Childhood matters, formative experiences that shape what we seek in life. I
guess I was in 7th grade, and it was my turn to say something in front of the
class. I drew white diagrams on the blackboard, explained current flow, vacuum
tubes, amplification, and tuned circuits that used a coil and a variable
condenser. Bored kids complained. I didn't care whether they liked it or not. I
had discovered radio and built a Boy Scout crystal set that worked, then a
Knight Kit transmitter (pictured above). I have distinct kid memories of two
bands of metal pinching my hair, uncomfortably hard earphones with woven cloth
wires terminated in a banana plug. Top 40 tunes and the smell of solder. It was
a short hop to 1/4" tape recording, then multi-track studio recordings,
pro 24-track analog in Europe and pro 24-track digital in California. I used an
infinity of video formats, film cameras and editing systems, physical, analog,
and nonlinear. Everywhere I went in life there were waveform displays
(vectorscopes and oscilliscopes) that tossed me back to a 7th grade blackboard,
excited about electrical events measured in milliseconds. It was deeply
satisfying that pro recording engineers all over the world liked the guts and
gusto of vacuum tube vocal compressors.

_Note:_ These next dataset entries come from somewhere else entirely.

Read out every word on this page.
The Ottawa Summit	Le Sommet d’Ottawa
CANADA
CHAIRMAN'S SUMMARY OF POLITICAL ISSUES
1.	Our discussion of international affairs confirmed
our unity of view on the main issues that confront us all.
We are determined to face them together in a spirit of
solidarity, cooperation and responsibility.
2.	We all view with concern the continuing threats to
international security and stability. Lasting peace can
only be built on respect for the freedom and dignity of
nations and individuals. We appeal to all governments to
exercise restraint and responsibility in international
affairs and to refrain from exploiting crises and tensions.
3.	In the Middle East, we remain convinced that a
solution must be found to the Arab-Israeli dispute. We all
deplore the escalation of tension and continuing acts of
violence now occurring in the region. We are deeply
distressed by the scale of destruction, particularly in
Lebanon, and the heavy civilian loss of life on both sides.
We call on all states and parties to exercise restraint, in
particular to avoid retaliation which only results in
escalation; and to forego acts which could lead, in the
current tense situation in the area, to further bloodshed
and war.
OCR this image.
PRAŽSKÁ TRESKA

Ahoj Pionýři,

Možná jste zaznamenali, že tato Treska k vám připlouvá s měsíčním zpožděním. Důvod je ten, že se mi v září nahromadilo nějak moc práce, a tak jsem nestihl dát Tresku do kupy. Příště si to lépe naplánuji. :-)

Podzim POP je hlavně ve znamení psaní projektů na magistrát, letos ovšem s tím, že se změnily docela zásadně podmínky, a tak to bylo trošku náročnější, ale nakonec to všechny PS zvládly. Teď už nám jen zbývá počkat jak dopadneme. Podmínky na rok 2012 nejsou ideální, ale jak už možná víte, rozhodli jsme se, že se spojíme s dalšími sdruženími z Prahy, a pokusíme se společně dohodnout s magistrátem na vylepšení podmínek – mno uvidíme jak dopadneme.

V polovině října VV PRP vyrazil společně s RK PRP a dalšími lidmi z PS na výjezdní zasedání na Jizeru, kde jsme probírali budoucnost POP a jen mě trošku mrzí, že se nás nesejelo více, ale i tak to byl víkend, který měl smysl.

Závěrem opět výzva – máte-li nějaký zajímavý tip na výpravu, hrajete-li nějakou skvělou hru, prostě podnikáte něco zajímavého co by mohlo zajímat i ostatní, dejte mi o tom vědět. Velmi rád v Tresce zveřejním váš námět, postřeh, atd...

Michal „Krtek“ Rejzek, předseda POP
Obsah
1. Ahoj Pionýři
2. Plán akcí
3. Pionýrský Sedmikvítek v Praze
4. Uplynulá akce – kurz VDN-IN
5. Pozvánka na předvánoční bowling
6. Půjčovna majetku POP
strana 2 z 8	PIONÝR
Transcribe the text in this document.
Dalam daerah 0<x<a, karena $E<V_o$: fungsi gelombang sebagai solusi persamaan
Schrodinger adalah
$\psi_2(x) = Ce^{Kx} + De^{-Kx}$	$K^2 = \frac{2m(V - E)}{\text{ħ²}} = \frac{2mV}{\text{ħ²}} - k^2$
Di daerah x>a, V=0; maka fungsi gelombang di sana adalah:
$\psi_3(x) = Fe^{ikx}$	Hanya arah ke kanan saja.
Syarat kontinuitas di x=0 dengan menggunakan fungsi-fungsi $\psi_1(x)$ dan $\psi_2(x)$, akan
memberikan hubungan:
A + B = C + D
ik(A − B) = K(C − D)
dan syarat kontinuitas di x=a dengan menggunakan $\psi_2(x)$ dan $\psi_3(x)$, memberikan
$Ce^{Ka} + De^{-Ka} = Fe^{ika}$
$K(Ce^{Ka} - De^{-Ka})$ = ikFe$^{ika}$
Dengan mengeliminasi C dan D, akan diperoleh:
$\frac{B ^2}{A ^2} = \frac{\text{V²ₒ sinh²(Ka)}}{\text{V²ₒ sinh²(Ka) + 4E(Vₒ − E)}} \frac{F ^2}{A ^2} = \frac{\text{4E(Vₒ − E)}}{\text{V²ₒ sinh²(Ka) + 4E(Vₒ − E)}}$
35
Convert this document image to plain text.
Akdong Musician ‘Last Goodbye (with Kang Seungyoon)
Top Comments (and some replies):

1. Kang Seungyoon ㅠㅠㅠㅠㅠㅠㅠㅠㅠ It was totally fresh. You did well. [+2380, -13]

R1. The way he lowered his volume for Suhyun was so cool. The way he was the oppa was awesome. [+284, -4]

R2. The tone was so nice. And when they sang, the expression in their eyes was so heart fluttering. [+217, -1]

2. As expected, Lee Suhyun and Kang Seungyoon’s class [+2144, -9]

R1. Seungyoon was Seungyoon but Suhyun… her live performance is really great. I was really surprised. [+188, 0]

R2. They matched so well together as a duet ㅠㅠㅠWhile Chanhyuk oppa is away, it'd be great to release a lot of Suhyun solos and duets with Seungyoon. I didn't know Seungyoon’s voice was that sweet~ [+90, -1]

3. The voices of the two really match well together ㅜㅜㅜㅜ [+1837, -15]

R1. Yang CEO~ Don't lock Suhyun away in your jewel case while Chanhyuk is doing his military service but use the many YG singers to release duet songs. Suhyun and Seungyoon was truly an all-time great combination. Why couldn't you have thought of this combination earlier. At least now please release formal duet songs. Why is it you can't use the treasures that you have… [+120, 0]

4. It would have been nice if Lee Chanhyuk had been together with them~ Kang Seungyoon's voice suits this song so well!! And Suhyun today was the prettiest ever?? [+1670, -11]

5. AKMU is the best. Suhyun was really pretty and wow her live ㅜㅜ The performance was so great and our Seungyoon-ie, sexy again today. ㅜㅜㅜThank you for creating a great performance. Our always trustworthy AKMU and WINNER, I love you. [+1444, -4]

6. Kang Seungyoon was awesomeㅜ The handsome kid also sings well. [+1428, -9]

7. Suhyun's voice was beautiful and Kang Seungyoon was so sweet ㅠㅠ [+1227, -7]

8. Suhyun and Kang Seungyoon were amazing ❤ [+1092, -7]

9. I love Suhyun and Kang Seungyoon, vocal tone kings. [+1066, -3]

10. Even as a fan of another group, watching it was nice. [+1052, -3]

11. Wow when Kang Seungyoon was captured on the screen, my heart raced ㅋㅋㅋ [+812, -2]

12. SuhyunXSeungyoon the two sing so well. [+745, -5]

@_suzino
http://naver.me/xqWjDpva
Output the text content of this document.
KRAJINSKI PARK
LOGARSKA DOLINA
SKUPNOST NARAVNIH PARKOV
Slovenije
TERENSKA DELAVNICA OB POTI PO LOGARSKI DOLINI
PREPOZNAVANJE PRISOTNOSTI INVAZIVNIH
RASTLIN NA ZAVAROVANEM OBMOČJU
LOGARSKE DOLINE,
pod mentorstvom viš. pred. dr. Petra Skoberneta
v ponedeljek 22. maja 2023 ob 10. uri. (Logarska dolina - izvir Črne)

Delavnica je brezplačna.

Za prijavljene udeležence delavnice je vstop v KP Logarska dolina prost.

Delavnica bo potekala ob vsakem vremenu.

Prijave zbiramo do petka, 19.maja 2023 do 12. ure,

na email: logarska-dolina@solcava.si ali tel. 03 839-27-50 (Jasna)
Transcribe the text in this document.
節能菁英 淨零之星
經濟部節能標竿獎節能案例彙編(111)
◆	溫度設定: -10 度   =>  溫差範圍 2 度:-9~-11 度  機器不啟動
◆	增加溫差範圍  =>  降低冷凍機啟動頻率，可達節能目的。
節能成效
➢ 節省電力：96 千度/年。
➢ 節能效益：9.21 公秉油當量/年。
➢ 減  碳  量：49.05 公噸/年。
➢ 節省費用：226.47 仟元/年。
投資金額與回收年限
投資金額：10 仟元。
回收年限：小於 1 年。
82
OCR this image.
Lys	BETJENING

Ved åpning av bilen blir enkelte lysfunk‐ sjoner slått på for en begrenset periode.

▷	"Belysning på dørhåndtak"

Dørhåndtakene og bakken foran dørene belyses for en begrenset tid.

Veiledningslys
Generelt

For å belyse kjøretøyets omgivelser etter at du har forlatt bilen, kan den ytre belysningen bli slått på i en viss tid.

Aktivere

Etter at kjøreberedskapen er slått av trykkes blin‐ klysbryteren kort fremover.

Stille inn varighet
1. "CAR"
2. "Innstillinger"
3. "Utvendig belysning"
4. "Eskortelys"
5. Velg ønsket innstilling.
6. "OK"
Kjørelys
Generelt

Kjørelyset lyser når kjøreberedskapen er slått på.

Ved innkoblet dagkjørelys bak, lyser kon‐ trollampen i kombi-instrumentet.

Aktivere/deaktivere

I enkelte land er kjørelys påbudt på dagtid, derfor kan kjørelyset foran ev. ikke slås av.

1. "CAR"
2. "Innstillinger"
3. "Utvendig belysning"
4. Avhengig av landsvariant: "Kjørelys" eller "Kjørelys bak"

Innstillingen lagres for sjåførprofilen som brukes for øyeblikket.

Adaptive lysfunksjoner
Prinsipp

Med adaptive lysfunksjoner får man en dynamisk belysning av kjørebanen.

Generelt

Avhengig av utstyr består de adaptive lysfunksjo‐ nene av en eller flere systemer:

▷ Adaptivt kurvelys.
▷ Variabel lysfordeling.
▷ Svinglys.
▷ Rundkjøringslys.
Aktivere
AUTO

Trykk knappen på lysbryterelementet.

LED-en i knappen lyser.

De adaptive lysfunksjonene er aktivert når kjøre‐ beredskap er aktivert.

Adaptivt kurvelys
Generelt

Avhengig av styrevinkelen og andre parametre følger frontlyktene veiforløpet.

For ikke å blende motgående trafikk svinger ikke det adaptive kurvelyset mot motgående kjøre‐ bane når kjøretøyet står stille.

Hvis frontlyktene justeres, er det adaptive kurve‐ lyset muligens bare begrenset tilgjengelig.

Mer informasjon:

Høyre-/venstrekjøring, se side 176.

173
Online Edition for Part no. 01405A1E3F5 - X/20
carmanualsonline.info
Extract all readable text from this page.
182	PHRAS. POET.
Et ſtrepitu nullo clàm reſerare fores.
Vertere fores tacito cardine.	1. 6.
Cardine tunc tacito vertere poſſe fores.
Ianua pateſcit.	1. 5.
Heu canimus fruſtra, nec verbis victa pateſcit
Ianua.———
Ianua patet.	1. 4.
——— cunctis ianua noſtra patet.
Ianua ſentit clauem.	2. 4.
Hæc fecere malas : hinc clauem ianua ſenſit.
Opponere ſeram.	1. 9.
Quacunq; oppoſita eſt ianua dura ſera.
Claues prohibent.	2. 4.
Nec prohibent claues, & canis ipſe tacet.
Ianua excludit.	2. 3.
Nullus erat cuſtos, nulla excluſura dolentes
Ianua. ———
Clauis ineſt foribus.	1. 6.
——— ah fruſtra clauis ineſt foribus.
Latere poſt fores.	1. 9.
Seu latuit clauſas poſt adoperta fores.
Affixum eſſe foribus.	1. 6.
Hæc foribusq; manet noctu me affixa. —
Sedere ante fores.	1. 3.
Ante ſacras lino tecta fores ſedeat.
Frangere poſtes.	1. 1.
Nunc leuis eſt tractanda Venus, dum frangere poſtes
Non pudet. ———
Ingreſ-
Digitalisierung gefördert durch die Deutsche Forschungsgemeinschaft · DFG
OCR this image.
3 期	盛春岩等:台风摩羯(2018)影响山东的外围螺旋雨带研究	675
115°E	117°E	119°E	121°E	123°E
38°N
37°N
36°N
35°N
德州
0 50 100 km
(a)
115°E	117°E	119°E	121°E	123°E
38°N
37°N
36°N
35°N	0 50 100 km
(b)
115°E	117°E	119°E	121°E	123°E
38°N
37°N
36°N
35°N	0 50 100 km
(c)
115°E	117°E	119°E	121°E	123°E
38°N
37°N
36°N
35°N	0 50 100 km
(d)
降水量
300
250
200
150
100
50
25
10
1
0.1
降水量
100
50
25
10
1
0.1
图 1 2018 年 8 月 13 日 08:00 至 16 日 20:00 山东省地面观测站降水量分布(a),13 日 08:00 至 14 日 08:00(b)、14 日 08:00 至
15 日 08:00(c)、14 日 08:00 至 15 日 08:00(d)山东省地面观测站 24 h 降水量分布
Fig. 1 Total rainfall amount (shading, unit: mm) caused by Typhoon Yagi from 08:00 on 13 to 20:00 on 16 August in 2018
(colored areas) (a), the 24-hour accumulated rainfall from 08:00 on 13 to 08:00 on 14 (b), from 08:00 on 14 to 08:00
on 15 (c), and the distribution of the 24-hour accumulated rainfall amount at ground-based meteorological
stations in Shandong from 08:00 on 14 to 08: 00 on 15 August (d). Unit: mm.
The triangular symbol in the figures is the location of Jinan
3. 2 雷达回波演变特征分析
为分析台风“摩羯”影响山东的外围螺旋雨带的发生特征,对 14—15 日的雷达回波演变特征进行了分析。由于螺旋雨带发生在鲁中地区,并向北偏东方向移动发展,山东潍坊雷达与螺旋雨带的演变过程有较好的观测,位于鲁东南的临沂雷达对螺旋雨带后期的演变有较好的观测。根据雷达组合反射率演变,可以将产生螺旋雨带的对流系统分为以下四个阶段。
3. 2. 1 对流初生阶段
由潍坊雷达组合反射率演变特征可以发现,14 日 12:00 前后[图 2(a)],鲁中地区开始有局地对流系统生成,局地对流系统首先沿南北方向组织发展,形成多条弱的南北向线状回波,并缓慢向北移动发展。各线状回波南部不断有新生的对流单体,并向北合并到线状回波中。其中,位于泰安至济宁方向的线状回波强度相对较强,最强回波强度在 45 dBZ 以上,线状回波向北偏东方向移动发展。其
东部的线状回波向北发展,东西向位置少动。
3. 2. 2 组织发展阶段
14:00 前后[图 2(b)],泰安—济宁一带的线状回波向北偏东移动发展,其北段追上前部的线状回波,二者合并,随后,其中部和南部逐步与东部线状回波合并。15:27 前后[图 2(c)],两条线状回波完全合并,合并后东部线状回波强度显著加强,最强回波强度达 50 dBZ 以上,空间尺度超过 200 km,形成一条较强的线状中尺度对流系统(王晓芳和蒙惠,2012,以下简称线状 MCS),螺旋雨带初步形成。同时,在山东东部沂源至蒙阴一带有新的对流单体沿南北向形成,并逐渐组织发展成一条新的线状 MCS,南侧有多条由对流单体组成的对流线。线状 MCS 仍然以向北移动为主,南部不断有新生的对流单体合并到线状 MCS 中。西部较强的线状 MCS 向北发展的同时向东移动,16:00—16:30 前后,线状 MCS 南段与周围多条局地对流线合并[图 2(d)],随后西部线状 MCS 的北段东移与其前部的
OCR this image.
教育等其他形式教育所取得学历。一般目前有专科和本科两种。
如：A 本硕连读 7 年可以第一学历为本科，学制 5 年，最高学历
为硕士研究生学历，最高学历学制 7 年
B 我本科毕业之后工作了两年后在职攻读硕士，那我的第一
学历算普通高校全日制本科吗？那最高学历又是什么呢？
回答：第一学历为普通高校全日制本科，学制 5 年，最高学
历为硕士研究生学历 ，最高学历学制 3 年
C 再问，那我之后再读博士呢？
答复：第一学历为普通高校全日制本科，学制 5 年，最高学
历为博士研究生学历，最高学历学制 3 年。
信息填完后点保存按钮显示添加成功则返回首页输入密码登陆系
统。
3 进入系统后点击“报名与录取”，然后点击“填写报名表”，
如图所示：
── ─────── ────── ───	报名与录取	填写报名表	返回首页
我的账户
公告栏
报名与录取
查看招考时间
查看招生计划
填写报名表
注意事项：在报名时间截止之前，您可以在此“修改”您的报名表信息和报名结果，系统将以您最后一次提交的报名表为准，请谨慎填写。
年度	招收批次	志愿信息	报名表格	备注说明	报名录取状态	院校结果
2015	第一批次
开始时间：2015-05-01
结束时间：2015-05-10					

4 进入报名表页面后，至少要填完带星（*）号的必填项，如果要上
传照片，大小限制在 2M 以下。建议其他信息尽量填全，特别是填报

Guitarists used vacuum tube amps and analog
magnetic pickups.
This is a photo of Pete Sears, a musician I
filmed in 1995. Pete looks a little like Billy Larko deep in the third act,
older, retired, or on the lam, in disguise — interesting concepts to kick
around. Larko had an intensely challenging boyhood. He liked hot machines. My
9th grade science fair project was an electromagnetic rod that launched an aluminum
ring high in the air. Larko built a steam powered donkey engine that winched a heavy
block of lead across the floor without wheels or grease to reduce friction. Larko
and I are completely different men. He knows how big commercial boilers make
steam, unafraid to get his hands dirty to attack a dangerous problem. Billy
Larko is tough and resolute, never lost a fistfight. I have to do some spade work
to make that stick, to render the life and times of an ideal man. I'm confident
that I can do it. Like I said in 2018: "I'm about the size of half a man,
a physical and moral midget. It's a valuable perspective, because the scale and
scope of greatness are easily discerned, just as country folk behold an
amazingly tall skyscraper and say oooo!"